In vitro Differentiation of Adipose-Derived Mesenchymal Stem Cell into Insulin-Producing Cells


Babiker NE1, Gassoum A2, Musa HH1, Hamed ALDeaf SA2, Abdelraheem NE2,3, Fadl-Elmula I6, Ali El-Sheikh MA4, Abdelrahman Arbab M2,5*

1 Faculty of Medical Laboratory Sciences, University of Khartoum, Khartoum, Sudan.
2 National Center of Neurological Sciences, Khartoum, Sudan.
3 Faculty of Medical Laboratory Sciences, National University, Khartoum, Sudan.
4 Faculty of Medicine, University of Khartoum, Khartoum, Sudan.
5 Faculty of Medicine, Department of Surgery, University of Khartoum, Khartoum, Sudan.
6 Faculty of Medicine, Al Neelain University, Khartoum, Sudan.


*Corresponding Author

Mohamed Abdelrahman Arbab,
Professor, Faculty of Medicine, Department of Surgery,
University of Khartoum, Sudan.
Email: mohamedarbab@hotmail.com

Received: December 29, 2017; Accepted: February 10, 2018; Published: February 14, 2018

Citation: Babiker NE, Gassoum A, Musa HH, Hamed ALDeaf SA, Abdelraheem NE, Abdelrahman Arbab M, et al., In vitro Differentiation of Adipose-Derived Mesenchymal Stem Cell into Insulin-Producing Cells. Int J Stem Cell Res Transplant. 6(1), 287-293. doi: dx.doi.org/10.19070/2328-3548-1800043

Copyright: Abdelrahman Arbab M© 2018. This is an open-access article distributed under the terms of the Creative Commons Attribution License, which permits unrestricted use, distribution and reproduction in any medium, provided the original author and source are credited.



Abstract

Adipose or fatty tissue is similar to bone marrow ontogenetically. Mesenchymal stem cells can be isolated from different types of adipose tissue depots in greater amount than other sources, making them especially suitable for use in regenerative medicine.

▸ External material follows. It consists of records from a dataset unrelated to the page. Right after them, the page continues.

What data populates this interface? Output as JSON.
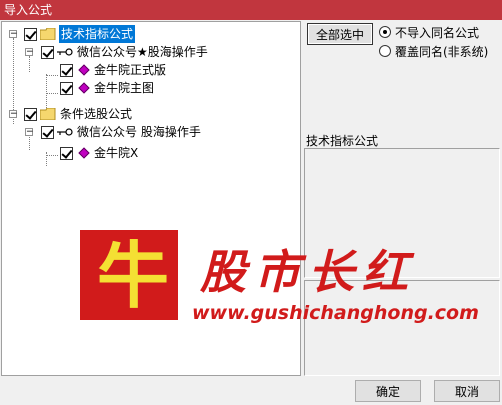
{
  "window": {
    "title": "导入公式"
  },
  "tree": {
    "nodes": [
      {
        "label": "技术指标公式"
      },
      {
        "label": "微信公众号★股海操作手"
      },
      {
        "label": "金牛院正式版"
      },
      {
        "label": "金牛院主图"
      },
      {
        "label": "条件选股公式"
      },
      {
        "label": "微信公众号 股海操作手"
      },
      {
        "label": "金牛院X"
      }
    ]
  },
  "options": {
    "select_all_label": "全部选中",
    "radio_no_import": "不导入同名公式",
    "radio_overwrite": "覆盖同名(非系统)",
    "selected_radio": "不导入同名公式"
  },
  "detail": {
    "title": "技术指标公式"
  },
  "watermark": {
    "logo_char": "牛",
    "brand_name": "股市长红",
    "url": "www.gushichanghong.com"
  },
  "footer": {
    "ok_label": "确定",
    "cancel_label": "取消"
  }
}
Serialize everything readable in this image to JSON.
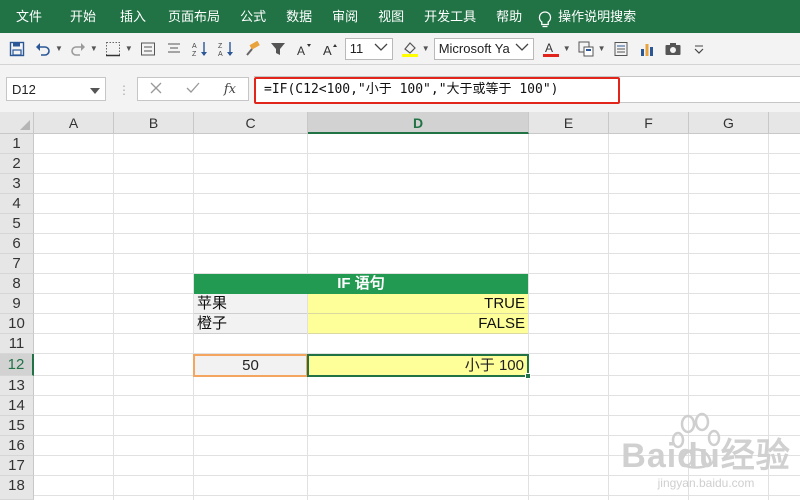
{
  "ribbon": {
    "tabs": [
      "文件",
      "开始",
      "插入",
      "页面布局",
      "公式",
      "数据",
      "审阅",
      "视图",
      "开发工具",
      "帮助"
    ],
    "help_search": "操作说明搜索"
  },
  "toolbar": {
    "font_size": "11",
    "font_name": "Microsoft Ya",
    "icons": [
      "save-icon",
      "undo-icon",
      "redo-icon",
      "borders-icon",
      "center-align-icon",
      "align-icon",
      "sort-ascending-icon",
      "sort-descending-icon",
      "format-painter-icon",
      "filter-icon",
      "decrease-font-icon",
      "increase-font-icon",
      "fill-color-icon",
      "font-color-icon",
      "format-icon",
      "form-icon",
      "chart-icon",
      "camera-icon",
      "customize-icon"
    ]
  },
  "formula_bar": {
    "name_box": "D12",
    "fx_label": "fx",
    "formula": "=IF(C12<100,\"小于 100\",\"大于或等于 100\")"
  },
  "sheet": {
    "columns": [
      "A",
      "B",
      "C",
      "D",
      "E",
      "F",
      "G"
    ],
    "rows": [
      "1",
      "2",
      "3",
      "4",
      "5",
      "6",
      "7",
      "8",
      "9",
      "10",
      "11",
      "12",
      "13",
      "14",
      "15",
      "16",
      "17",
      "18"
    ],
    "selected_column": "D",
    "selected_row": "12",
    "table_title": "IF 语句",
    "row9_label": "苹果",
    "row9_value": "TRUE",
    "row10_label": "橙子",
    "row10_value": "FALSE",
    "c12_value": "50",
    "d12_value": "小于 100"
  },
  "watermark": {
    "text": "Baidu经验",
    "subtext": "jingyan.baidu.com"
  },
  "colors": {
    "ribbon_green": "#217346",
    "title_green": "#229a52",
    "yellow_fill": "#ffff99",
    "highlight_red": "#e1251b",
    "input_border": "#f4a55f"
  }
}
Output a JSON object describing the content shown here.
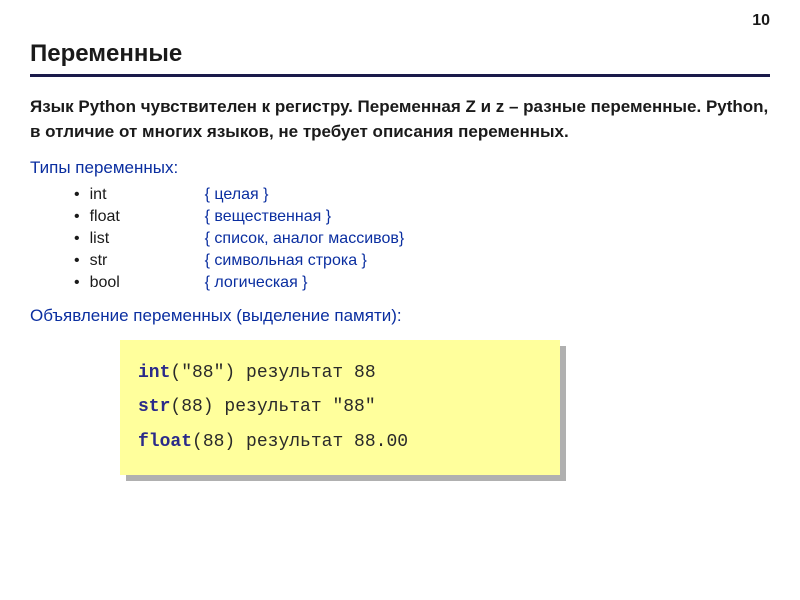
{
  "page_number": "10",
  "title": "Переменные",
  "intro": "Язык Python чувствителен к регистру. Переменная Z и z – разные переменные. Python, в отличие от многих языков, не требует описания переменных.",
  "types_header": "Типы переменных:",
  "types": [
    {
      "name": "int",
      "desc": "{ целая }"
    },
    {
      "name": "float",
      "desc": "{ вещественная }"
    },
    {
      "name": "list",
      "desc": "{ список, аналог массивов}"
    },
    {
      "name": "str",
      "desc": "{ символьная строка }"
    },
    {
      "name": "bool",
      "desc": "{ логическая }"
    }
  ],
  "decl_header": "Объявление переменных (выделение памяти):",
  "code": {
    "l1_func": "int",
    "l1_arg": "(\"88\")",
    "l1_res": " результат 88",
    "l2_func": "str",
    "l2_arg": "(88)",
    "l2_res": " результат \"88\"",
    "l3_func": "float",
    "l3_arg": "(88)",
    "l3_res": " результат 88.00"
  }
}
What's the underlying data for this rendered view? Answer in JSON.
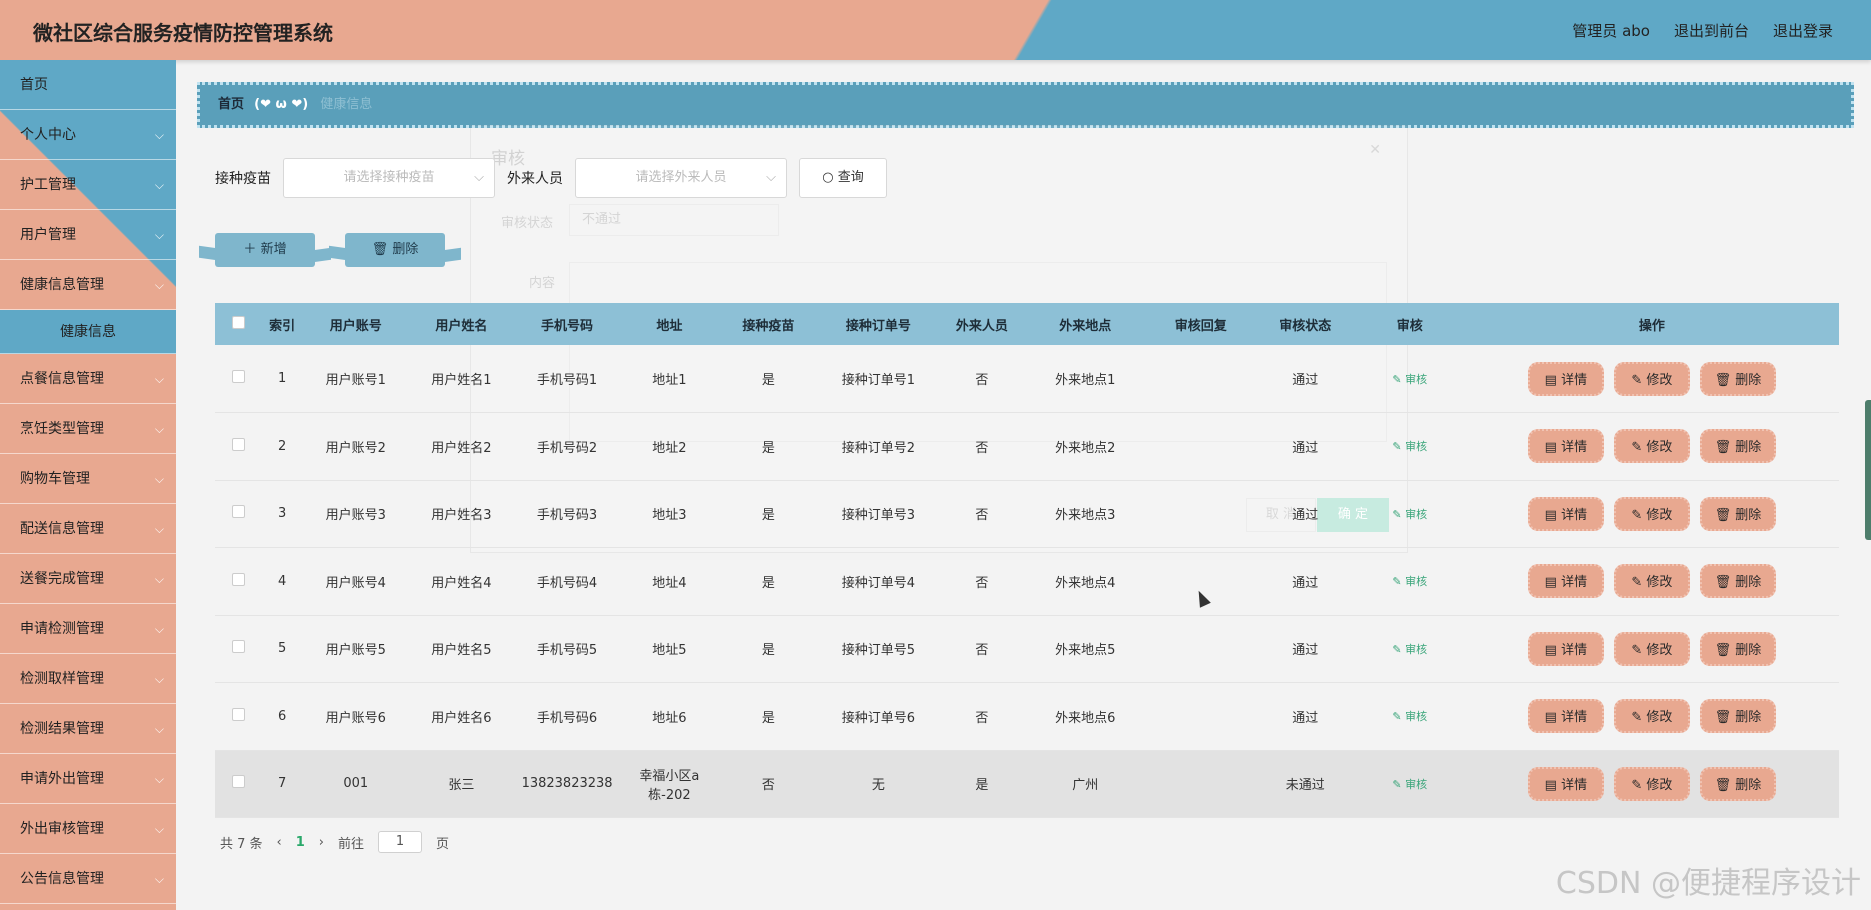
{
  "header": {
    "title": "微社区综合服务疫情防控管理系统",
    "user": "管理员 abo",
    "front": "退出到前台",
    "logout": "退出登录"
  },
  "sidebar": {
    "items": [
      {
        "label": "首页",
        "chevron": false
      },
      {
        "label": "个人中心",
        "chevron": true
      },
      {
        "label": "护工管理",
        "chevron": true
      },
      {
        "label": "用户管理",
        "chevron": true
      },
      {
        "label": "健康信息管理",
        "chevron": true
      },
      {
        "label": "健康信息",
        "chevron": false,
        "sub": true
      },
      {
        "label": "点餐信息管理",
        "chevron": true
      },
      {
        "label": "烹饪类型管理",
        "chevron": true
      },
      {
        "label": "购物车管理",
        "chevron": true
      },
      {
        "label": "配送信息管理",
        "chevron": true
      },
      {
        "label": "送餐完成管理",
        "chevron": true
      },
      {
        "label": "申请检测管理",
        "chevron": true
      },
      {
        "label": "检测取样管理",
        "chevron": true
      },
      {
        "label": "检测结果管理",
        "chevron": true
      },
      {
        "label": "申请外出管理",
        "chevron": true
      },
      {
        "label": "外出审核管理",
        "chevron": true
      },
      {
        "label": "公告信息管理",
        "chevron": true
      }
    ]
  },
  "breadcrumb": {
    "home": "首页",
    "face": "(❤ ω ❤)",
    "current": "健康信息"
  },
  "filters": {
    "vaccine_label": "接种疫苗",
    "vaccine_placeholder": "请选择接种疫苗",
    "visitor_label": "外来人员",
    "visitor_placeholder": "请选择外来人员",
    "search": "查询"
  },
  "actions": {
    "add": "新增",
    "delete": "删除"
  },
  "table": {
    "headers": [
      "索引",
      "用户账号",
      "用户姓名",
      "手机号码",
      "地址",
      "接种疫苗",
      "接种订单号",
      "外来人员",
      "外来地点",
      "审核回复",
      "审核状态",
      "审核",
      "操作"
    ],
    "rows": [
      {
        "idx": "1",
        "account": "用户账号1",
        "name": "用户姓名1",
        "phone": "手机号码1",
        "addr": "地址1",
        "vac": "是",
        "order": "接种订单号1",
        "visitor": "否",
        "place": "外来地点1",
        "reply": "",
        "status": "通过"
      },
      {
        "idx": "2",
        "account": "用户账号2",
        "name": "用户姓名2",
        "phone": "手机号码2",
        "addr": "地址2",
        "vac": "是",
        "order": "接种订单号2",
        "visitor": "否",
        "place": "外来地点2",
        "reply": "",
        "status": "通过"
      },
      {
        "idx": "3",
        "account": "用户账号3",
        "name": "用户姓名3",
        "phone": "手机号码3",
        "addr": "地址3",
        "vac": "是",
        "order": "接种订单号3",
        "visitor": "否",
        "place": "外来地点3",
        "reply": "",
        "status": "通过"
      },
      {
        "idx": "4",
        "account": "用户账号4",
        "name": "用户姓名4",
        "phone": "手机号码4",
        "addr": "地址4",
        "vac": "是",
        "order": "接种订单号4",
        "visitor": "否",
        "place": "外来地点4",
        "reply": "",
        "status": "通过"
      },
      {
        "idx": "5",
        "account": "用户账号5",
        "name": "用户姓名5",
        "phone": "手机号码5",
        "addr": "地址5",
        "vac": "是",
        "order": "接种订单号5",
        "visitor": "否",
        "place": "外来地点5",
        "reply": "",
        "status": "通过"
      },
      {
        "idx": "6",
        "account": "用户账号6",
        "name": "用户姓名6",
        "phone": "手机号码6",
        "addr": "地址6",
        "vac": "是",
        "order": "接种订单号6",
        "visitor": "否",
        "place": "外来地点6",
        "reply": "",
        "status": "通过"
      },
      {
        "idx": "7",
        "account": "001",
        "name": "张三",
        "phone": "13823823238",
        "addr": "幸福小区a栋-202",
        "vac": "否",
        "order": "无",
        "visitor": "是",
        "place": "广州",
        "reply": "",
        "status": "未通过"
      }
    ],
    "audit_label": "审核",
    "op_detail": "详情",
    "op_edit": "修改",
    "op_delete": "删除"
  },
  "pager": {
    "total": "共 7 条",
    "page": "1",
    "goto": "前往",
    "goto_value": "1",
    "page_unit": "页"
  },
  "dialog": {
    "title": "审核",
    "status_label": "审核状态",
    "status_value": "不通过",
    "content_label": "内容",
    "cancel": "取 消",
    "ok": "确 定"
  },
  "watermark": "CSDN @便捷程序设计"
}
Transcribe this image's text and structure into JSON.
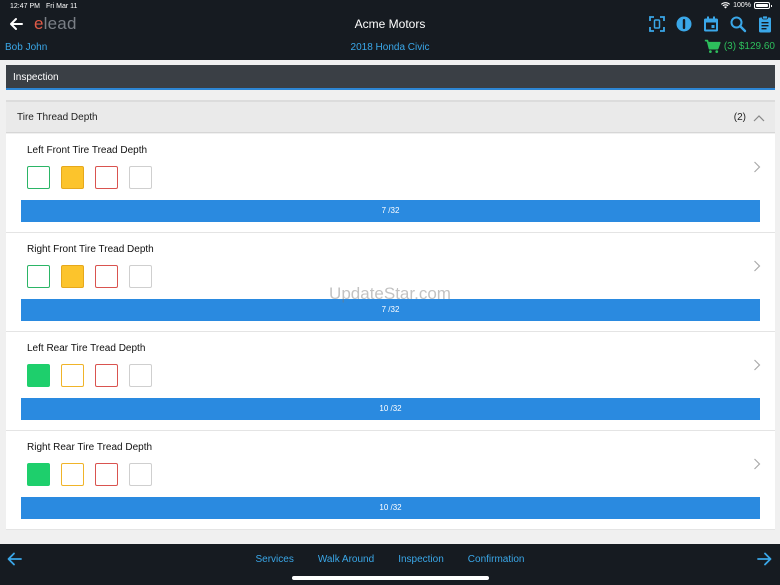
{
  "status": {
    "time": "12:47 PM",
    "date": "Fri Mar 11",
    "battery": "100%"
  },
  "header": {
    "logo_e": "e",
    "logo_rest": "lead",
    "title": "Acme Motors",
    "customer": "Bob John",
    "vehicle": "2018 Honda Civic",
    "cart": "(3) $129.60",
    "icons": [
      "back-arrow",
      "scan-icon",
      "info-icon",
      "calendar-icon",
      "search-icon",
      "clipboard-icon",
      "cart-icon"
    ]
  },
  "section": {
    "title": "Inspection"
  },
  "group": {
    "title": "Tire Thread Depth",
    "count": "(2)"
  },
  "items": [
    {
      "title": "Left Front Tire Tread Depth",
      "selected": "yellow",
      "depth": "7 /32"
    },
    {
      "title": "Right Front Tire Tread Depth",
      "selected": "yellow",
      "depth": "7 /32"
    },
    {
      "title": "Left Rear Tire Tread Depth",
      "selected": "green",
      "depth": "10 /32"
    },
    {
      "title": "Right Rear Tire Tread Depth",
      "selected": "green",
      "depth": "10 /32"
    }
  ],
  "watermark": "UpdateStar.com",
  "footer": {
    "tabs": [
      "Services",
      "Walk Around",
      "Inspection",
      "Confirmation"
    ]
  },
  "colors": {
    "accent": "#2a8ae0",
    "link": "#3aa7e8",
    "green": "#1ecf6c",
    "yellow": "#fcc42c",
    "red": "#d9534f",
    "dark": "#161b21"
  }
}
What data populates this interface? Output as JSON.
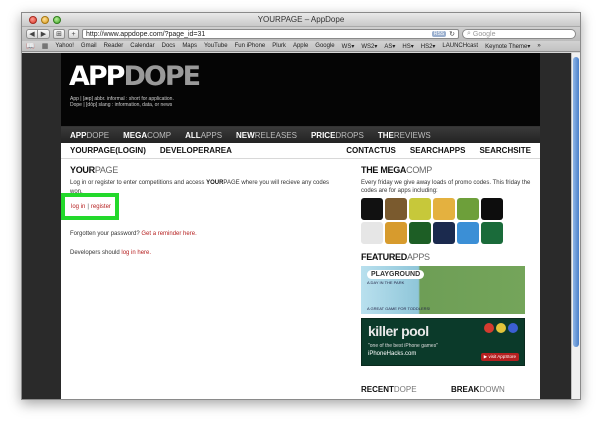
{
  "window": {
    "title": "YOURPAGE – AppDope"
  },
  "toolbar": {
    "back": "◀",
    "forward": "▶",
    "tabs": "⊞",
    "add": "+",
    "url": "http://www.appdope.com/?page_id=31",
    "rss": "RSS",
    "reload": "↻",
    "search_placeholder": "Google"
  },
  "bookmarks": {
    "items": [
      "Yahoo!",
      "Gmail",
      "Reader",
      "Calendar",
      "Docs",
      "Maps",
      "YouTube",
      "Fun iPhone",
      "Plurk",
      "Apple",
      "Google",
      "WS▾",
      "WS2▾",
      "AS▾",
      "HS▾",
      "HS2▾",
      "LAUNCHcast",
      "Keynote Theme▾",
      "»"
    ]
  },
  "header": {
    "logo_app": "APP",
    "logo_dope": "DOPE",
    "tagline1": "App | [æp] abbr. informal : short for application.",
    "tagline2": "Dope | [dōp] slang : information, data, or news"
  },
  "mainnav": [
    {
      "bold": "APP",
      "rest": "DOPE"
    },
    {
      "bold": "MEGA",
      "rest": "COMP"
    },
    {
      "bold": "ALL",
      "rest": "APPS"
    },
    {
      "bold": "NEW",
      "rest": "RELEASES"
    },
    {
      "bold": "PRICE",
      "rest": "DROPS"
    },
    {
      "bold": "THE",
      "rest": "REVIEWS"
    }
  ],
  "subnav": {
    "left": [
      {
        "bold": "YOUR",
        "rest": "PAGE(LOGIN)"
      },
      {
        "bold": "DEVELOPER",
        "rest": "AREA"
      }
    ],
    "right": [
      {
        "bold": "CONTACT",
        "rest": "US"
      },
      {
        "bold": "SEARCH",
        "rest": "APPS"
      },
      {
        "bold": "SEARCH",
        "rest": "SITE"
      }
    ]
  },
  "yourpage": {
    "title_bold": "YOUR",
    "title_rest": "PAGE",
    "intro_a": "Log in or register to enter competitions and access ",
    "intro_bold": "YOUR",
    "intro_b": "PAGE where you will recieve any codes won.",
    "login": "log in",
    "sep": "|",
    "register": "register",
    "forgot_prefix": "Forgotten your password?",
    "forgot_link": "Get a reminder here.",
    "dev_prefix": "Developers should",
    "dev_link": "log in here."
  },
  "megacomp": {
    "title_bold": "THE ",
    "title_rest": "MEGA",
    "title_end": "COMP",
    "text": "Every friday we give away loads of promo codes. This friday the codes are for apps including:"
  },
  "featured": {
    "title_bold": "FEATURED",
    "title_rest": "APPS",
    "banner1_title": "PLAYGROUND",
    "banner1_sub": "A DAY IN THE PARK",
    "banner1_tag": "A GREAT GAME FOR TODDLERS!",
    "banner2_title": "killer pool",
    "banner2_quote": "\"one of the best iPhone games\"",
    "banner2_source": "iPhoneHacks.com",
    "banner2_store": "▶ visit AppStore"
  },
  "bottom": {
    "recent_bold": "RECENT",
    "recent_rest": "DOPE",
    "break_bold": "BREAK",
    "break_rest": "DOWN"
  }
}
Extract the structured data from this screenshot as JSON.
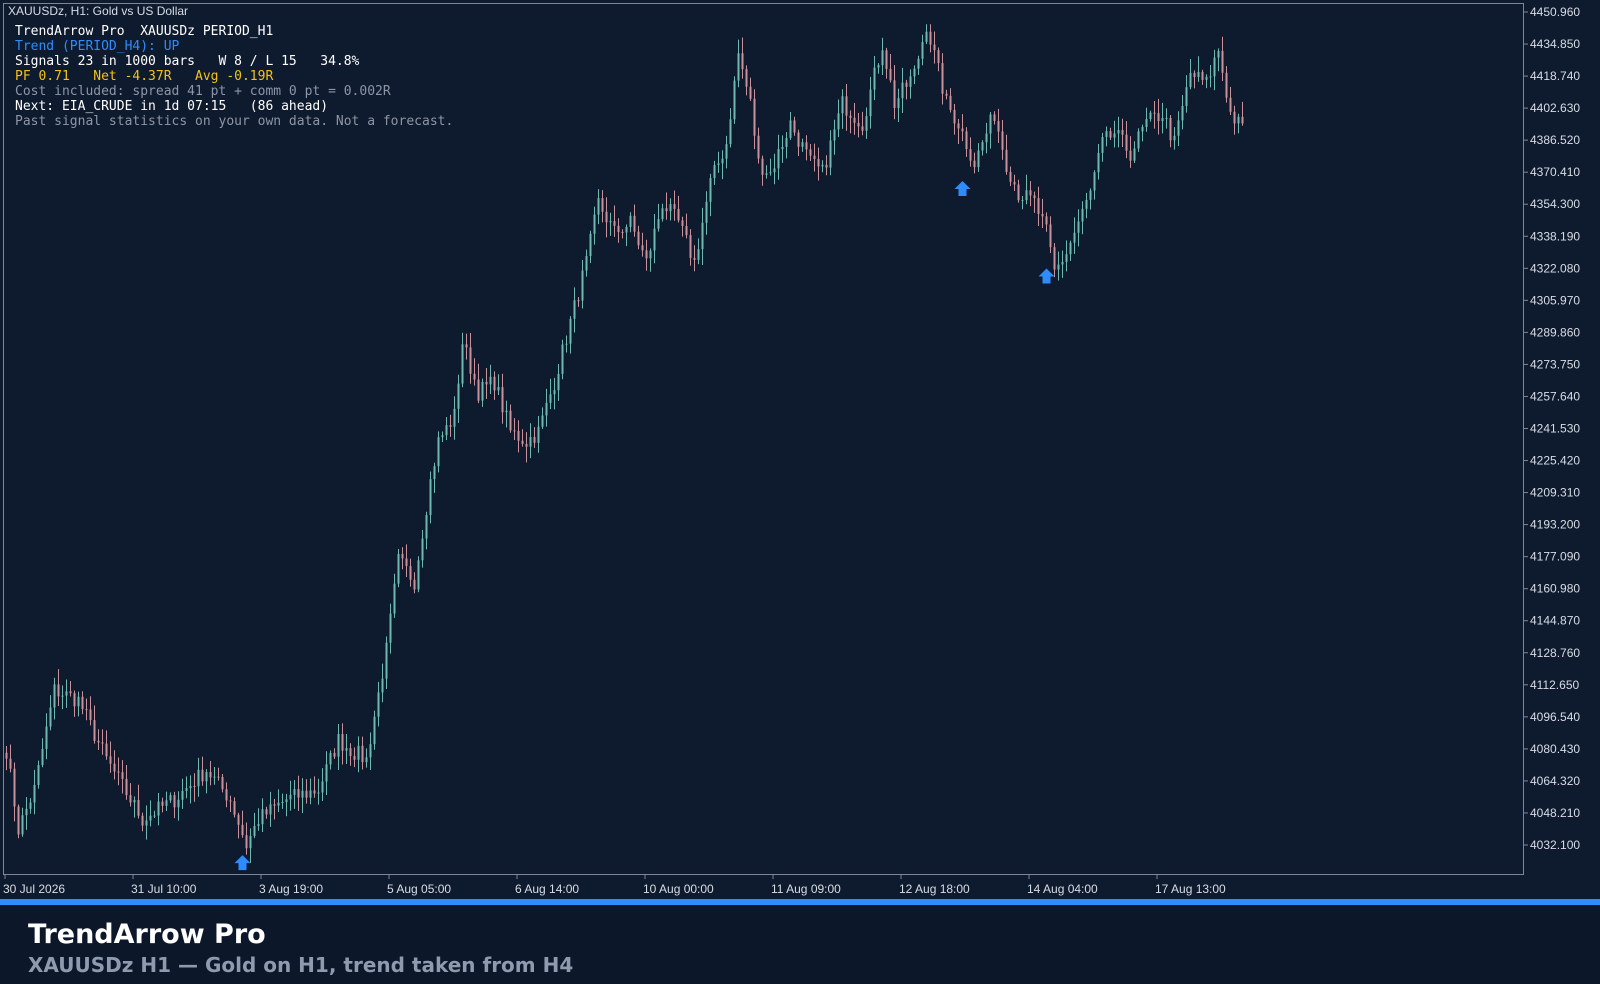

Adipose tissue was taken from Sudanese donors; the SVF which contains MSCs was isolated using enzymatic and density centrifugation techniques. The AD-MSCs were differentiated to insulin producing cells using three steps protocol. The therapeutic effect of islet β-like cells was determined In vivo using diabetics albino Wister rats.

The adherent cells firstly appeared round and spherical in shape, the characteristic shape of MSC was detected after three weeks incubation. The pheno type of these cells showed positives CD34 and CD13 and negatives CD45 and HLADR markers. AD-MSCs were induced into insulin producing cells by a 3-step (15-days) protocol. The differentiated cells were positive for diathizone stain and displayed positive immuno-reactivity to antihuman insulin antibody. Insulin secretion by islet β-like cells in high glucose concentration medium showed positive result with >3.5 u/mlscale reading. The in vitro result of diabetic rats, showed the response in the test group after 24h, one week later the glucose level decreased from 400mg/dl to 96mg/dl (P=0.021), while in the control group the glucose raised up to 600mg/dl.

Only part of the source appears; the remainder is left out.